Dans l’entrevue, Chrétien a défendu le projet, réitérant sa conviction que le Canada a la responsabilité d’entreposer les matières nucléaires usées. Chrétien soutient qu’il ne fait que s’acquitter de son devoir d’avocat et a accepté de signer la lettre de 2019 à la demande de collègues de son cabinet.

« Nous avons gagné de l’argent en vendant de l’uranium, nous devons donc aider à résoudre le problème auquel les pays qui ont acheté notre uranium sont confrontés », a-t-il déclaré, ajoutant qu’il pensait que l’énergie atomique était l’une des solutions pour lutter contre le changement climatique.

Chrétien soutient qu’il n’a aucune influence sur les décisions de Trudeau, malgré un courriel adressé au groupe d’intervenants d’un avocat de Dentons, Terry Didus, le qualifiant de «conseiller de confiance».

« Bonne nouvelle: les libéraux sont de retour! » a déclaré le courriel, envoyé peu de temps après la réélection de Trudeau en 2019.

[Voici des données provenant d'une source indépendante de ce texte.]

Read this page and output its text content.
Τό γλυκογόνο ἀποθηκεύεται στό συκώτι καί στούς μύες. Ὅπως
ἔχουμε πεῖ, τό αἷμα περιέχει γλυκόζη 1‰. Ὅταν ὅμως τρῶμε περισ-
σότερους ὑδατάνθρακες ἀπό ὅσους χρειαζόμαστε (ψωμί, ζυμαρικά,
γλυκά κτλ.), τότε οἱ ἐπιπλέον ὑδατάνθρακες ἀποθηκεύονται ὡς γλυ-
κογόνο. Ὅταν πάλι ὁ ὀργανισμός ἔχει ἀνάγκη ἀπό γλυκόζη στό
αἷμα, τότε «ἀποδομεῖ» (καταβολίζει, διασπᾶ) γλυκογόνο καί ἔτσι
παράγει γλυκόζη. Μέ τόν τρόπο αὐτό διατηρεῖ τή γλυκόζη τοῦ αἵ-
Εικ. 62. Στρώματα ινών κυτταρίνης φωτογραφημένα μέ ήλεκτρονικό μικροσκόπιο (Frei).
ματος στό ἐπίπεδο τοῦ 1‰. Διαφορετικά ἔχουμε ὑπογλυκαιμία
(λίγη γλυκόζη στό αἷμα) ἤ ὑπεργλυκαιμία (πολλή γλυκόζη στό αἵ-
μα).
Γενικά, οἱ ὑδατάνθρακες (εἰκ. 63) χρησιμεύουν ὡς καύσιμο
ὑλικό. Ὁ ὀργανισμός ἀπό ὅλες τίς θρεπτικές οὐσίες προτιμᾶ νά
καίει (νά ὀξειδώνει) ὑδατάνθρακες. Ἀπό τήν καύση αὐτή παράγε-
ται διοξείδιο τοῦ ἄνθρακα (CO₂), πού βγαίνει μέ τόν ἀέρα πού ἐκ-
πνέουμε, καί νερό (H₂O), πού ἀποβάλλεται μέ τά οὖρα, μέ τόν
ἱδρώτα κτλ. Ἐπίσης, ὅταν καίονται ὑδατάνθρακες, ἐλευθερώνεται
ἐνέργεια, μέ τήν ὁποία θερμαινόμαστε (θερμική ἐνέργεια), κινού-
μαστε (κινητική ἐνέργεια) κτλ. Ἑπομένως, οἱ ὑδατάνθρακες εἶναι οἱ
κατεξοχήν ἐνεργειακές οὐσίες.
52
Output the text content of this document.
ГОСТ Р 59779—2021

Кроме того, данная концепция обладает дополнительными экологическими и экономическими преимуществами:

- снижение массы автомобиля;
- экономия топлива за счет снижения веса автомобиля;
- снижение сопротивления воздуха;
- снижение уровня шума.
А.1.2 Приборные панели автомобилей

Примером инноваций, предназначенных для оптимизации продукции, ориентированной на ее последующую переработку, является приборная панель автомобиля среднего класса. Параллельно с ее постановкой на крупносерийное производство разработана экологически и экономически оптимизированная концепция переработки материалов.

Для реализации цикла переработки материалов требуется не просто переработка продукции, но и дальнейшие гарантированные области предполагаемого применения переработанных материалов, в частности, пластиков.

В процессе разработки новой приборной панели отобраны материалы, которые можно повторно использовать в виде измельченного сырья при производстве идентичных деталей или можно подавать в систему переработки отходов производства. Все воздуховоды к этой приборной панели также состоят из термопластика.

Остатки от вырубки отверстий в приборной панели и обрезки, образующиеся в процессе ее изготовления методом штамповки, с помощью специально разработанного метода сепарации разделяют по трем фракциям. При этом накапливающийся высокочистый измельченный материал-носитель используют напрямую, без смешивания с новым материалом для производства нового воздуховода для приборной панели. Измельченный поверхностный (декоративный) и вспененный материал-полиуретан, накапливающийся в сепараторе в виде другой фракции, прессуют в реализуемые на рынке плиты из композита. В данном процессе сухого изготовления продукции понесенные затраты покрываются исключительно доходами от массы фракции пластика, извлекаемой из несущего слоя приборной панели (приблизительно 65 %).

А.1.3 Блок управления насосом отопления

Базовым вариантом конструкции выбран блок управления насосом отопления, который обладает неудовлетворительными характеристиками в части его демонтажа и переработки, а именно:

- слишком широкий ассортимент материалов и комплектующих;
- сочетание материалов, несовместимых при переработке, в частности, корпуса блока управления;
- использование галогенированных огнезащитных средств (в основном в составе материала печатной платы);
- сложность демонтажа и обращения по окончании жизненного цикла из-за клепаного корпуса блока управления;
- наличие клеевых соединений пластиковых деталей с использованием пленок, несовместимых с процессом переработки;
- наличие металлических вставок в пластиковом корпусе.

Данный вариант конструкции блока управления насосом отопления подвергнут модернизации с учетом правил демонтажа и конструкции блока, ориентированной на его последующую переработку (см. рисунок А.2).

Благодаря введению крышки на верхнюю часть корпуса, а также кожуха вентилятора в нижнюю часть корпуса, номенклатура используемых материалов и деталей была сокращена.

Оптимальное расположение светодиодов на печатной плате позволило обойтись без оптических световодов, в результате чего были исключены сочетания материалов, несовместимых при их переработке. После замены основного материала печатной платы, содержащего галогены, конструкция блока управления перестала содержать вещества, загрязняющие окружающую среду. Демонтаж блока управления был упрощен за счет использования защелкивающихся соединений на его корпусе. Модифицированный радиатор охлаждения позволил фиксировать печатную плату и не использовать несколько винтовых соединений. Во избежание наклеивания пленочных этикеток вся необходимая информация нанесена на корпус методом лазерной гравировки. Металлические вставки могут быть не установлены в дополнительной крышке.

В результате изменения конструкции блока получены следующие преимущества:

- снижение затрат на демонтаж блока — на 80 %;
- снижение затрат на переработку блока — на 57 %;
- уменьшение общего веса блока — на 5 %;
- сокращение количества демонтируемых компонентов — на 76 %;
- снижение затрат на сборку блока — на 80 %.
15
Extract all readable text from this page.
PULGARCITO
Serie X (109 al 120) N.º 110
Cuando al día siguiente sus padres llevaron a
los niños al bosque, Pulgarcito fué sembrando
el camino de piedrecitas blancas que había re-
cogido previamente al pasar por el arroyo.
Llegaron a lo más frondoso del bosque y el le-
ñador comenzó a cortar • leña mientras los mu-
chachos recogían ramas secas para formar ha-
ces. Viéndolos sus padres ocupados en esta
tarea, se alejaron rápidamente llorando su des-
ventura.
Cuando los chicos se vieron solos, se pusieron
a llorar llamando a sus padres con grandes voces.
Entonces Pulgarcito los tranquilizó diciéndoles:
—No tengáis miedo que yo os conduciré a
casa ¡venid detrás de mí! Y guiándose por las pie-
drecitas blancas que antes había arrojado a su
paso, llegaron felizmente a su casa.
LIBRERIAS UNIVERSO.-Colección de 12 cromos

« Meilleure nouvelle: Jean [Chrétien] a maintenant été «nommé» par Justin Trudeau comme son «conseiller de confiance». … Essentiellement, Jean sera au courant de toutes les décisions politiques majeures à l’avenir.  »

Dans l’interview de Radio-Canada, Chrétien a semblé frustré par le courriel de Didus et a insisté sur le fait qu’il ne faisait pas pression pour le projet.

«Je ne suis pas son conseiller de confiance», a-t-il déclaré, ajoutant qu’il n’avait rencontré Trudeau que quelques fois. « Je ne veux pas être lobbyiste. Je vous l’ai dit. »

Lorsque Denis a demandé si son influence pouvait ouvrir des portes au projet, Chrétien a répondu: «Non, je peux vous ouvrir la porte. Cela peut vous faire sortir.